Difficult conversations

Many of us avoid conflict when possible, because it is uncomfortable. Conflict is associated with feeling upset, angry, disappointed, or anxious. However, letting conflict go unsettled results in growing feelings of resentment that can eventually explode uncontrollably.

Sometimes we engage conflict with the righteous indignation that our way is right and all others are wrong.  This may address the conflict, but it will not resolve the conflict.  The result of this action will be a fight with no winners, regardless of how you feel afterward.

Sometimes we mediate conflict with compromise where each gives up something to come to common ground.  This seems like a reasonable solution, but in the end, no one is really happy with the resolution agreed to and each feels as if he/she has lost.

A more effective approach to conflict resolution is collaboration.  During the collaborative process, we seek a win-win situation (or as close as possible) by being honest with and vulnerable to one another.

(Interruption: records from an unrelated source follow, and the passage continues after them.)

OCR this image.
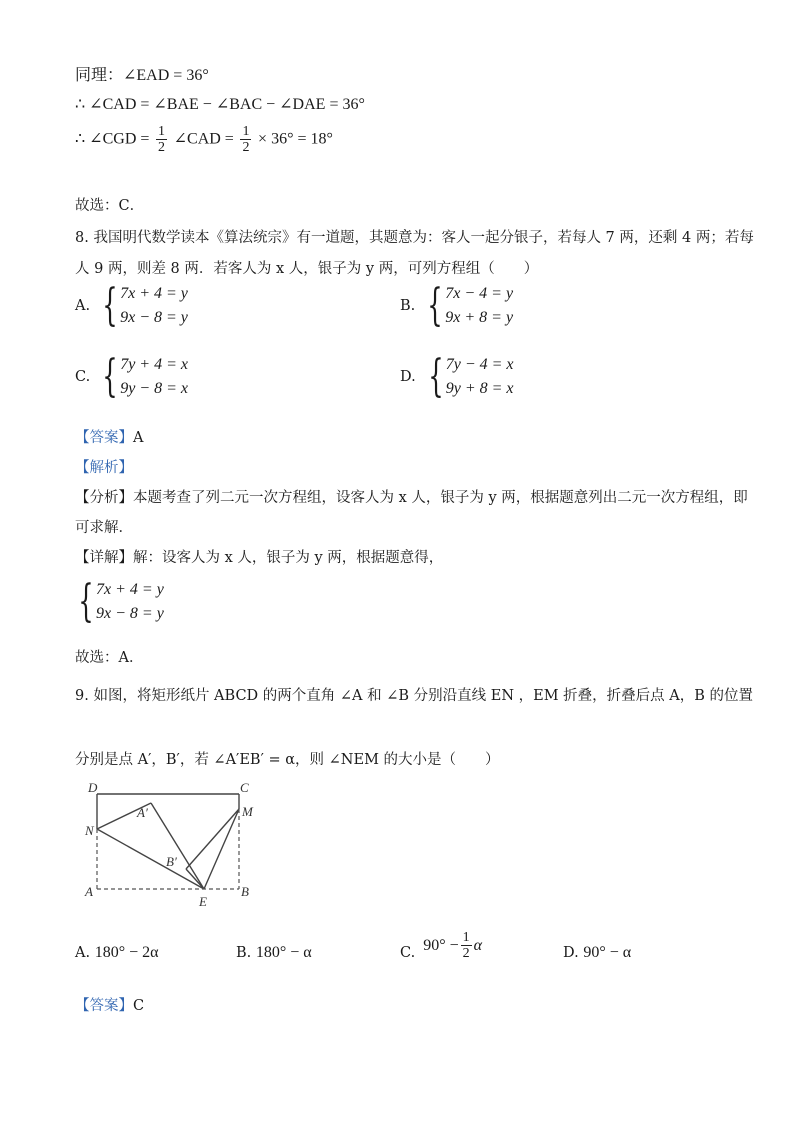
同理：∠EAD = 36°
∴ ∠CAD = ∠BAE − ∠BAC − ∠DAE = 36°
∴ ∠CGD = $\frac{1}{2}$ ∠CAD = $\frac{1}{2} \times 36^\circ = 18^\circ$
故选：C．
8. 我国明代数学读本《算法统宗》有一道题，其题意为：客人一起分银子，若每人 7 两，还剩 4 两；若每
人 9 两，则差 8 两．若客人为 x 人，银子为 y 两，可列方程组（　　）
A. { 7x + 4 = y
9x − 8 = y
B. { 7x − 4 = y
9x + 8 = y
C. { 7y + 4 = x
9y − 8 = x
D. { 7y − 4 = x
9y + 8 = x
【答案】A
【解析】
【分析】本题考查了列二元一次方程组，设客人为 x 人，银子为 y 两，根据题意列出二元一次方程组，即
可求解．
【详解】解：设客人为 x 人，银子为 y 两，根据题意得，
{ 7x + 4 = y
9x − 8 = y
故选：A．
9. 如图，将矩形纸片 ABCD 的两个直角 ∠A 和 ∠B 分别沿直线 EN ，EM 折叠，折叠后点 A，B 的位置
分别是点 A′，B′，若 ∠A′EB′ = α，则 ∠NEM 的大小是（　　）
D	C
N
M
A′
B′
A	B
E
A. 180° − 2α	B. 180° − α	C. $90^\circ - \frac{1}{2}$ α	D. 90° − α
【答案】C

To begin effective collaboration, we must identify our self-interests and communicate them with one another.  Common self interests include: looking good/not looking bad, get more time/take less of our time, make more money/lose less money, and experiencing pleasure or good feelings.  Being open and honest about these interests helps us to identify solutions that would constitute a win-win situation.

Next we need to take responsibility for our role in the conflict. Looking at different interpretations of the same problem may help us to see our responsibility more clearly. The fact may be that your report is 2 days past deadline.  Some interpretations may be that you’re lazy, you don’t care about the client, you don’t care about your teammates, or you don’t care about the firm.  Alternative interpretations could be that you’ve been sick with the swine flu, you’re kids are undergoing strenuous cancer treatment, or your spouse is having a breakdown, requiring more attention from you at home.

Either set of interpretations could be true. The only way to find out what is true is to discuss the issue with the person you’re having conflict with.  Putting the problem in the proper perspective mitigates unwarranted blaming and puts you on the road to a viable solution. This helps us get to the root cause of the problem and may even help to mitigate future issues that are similar in nature.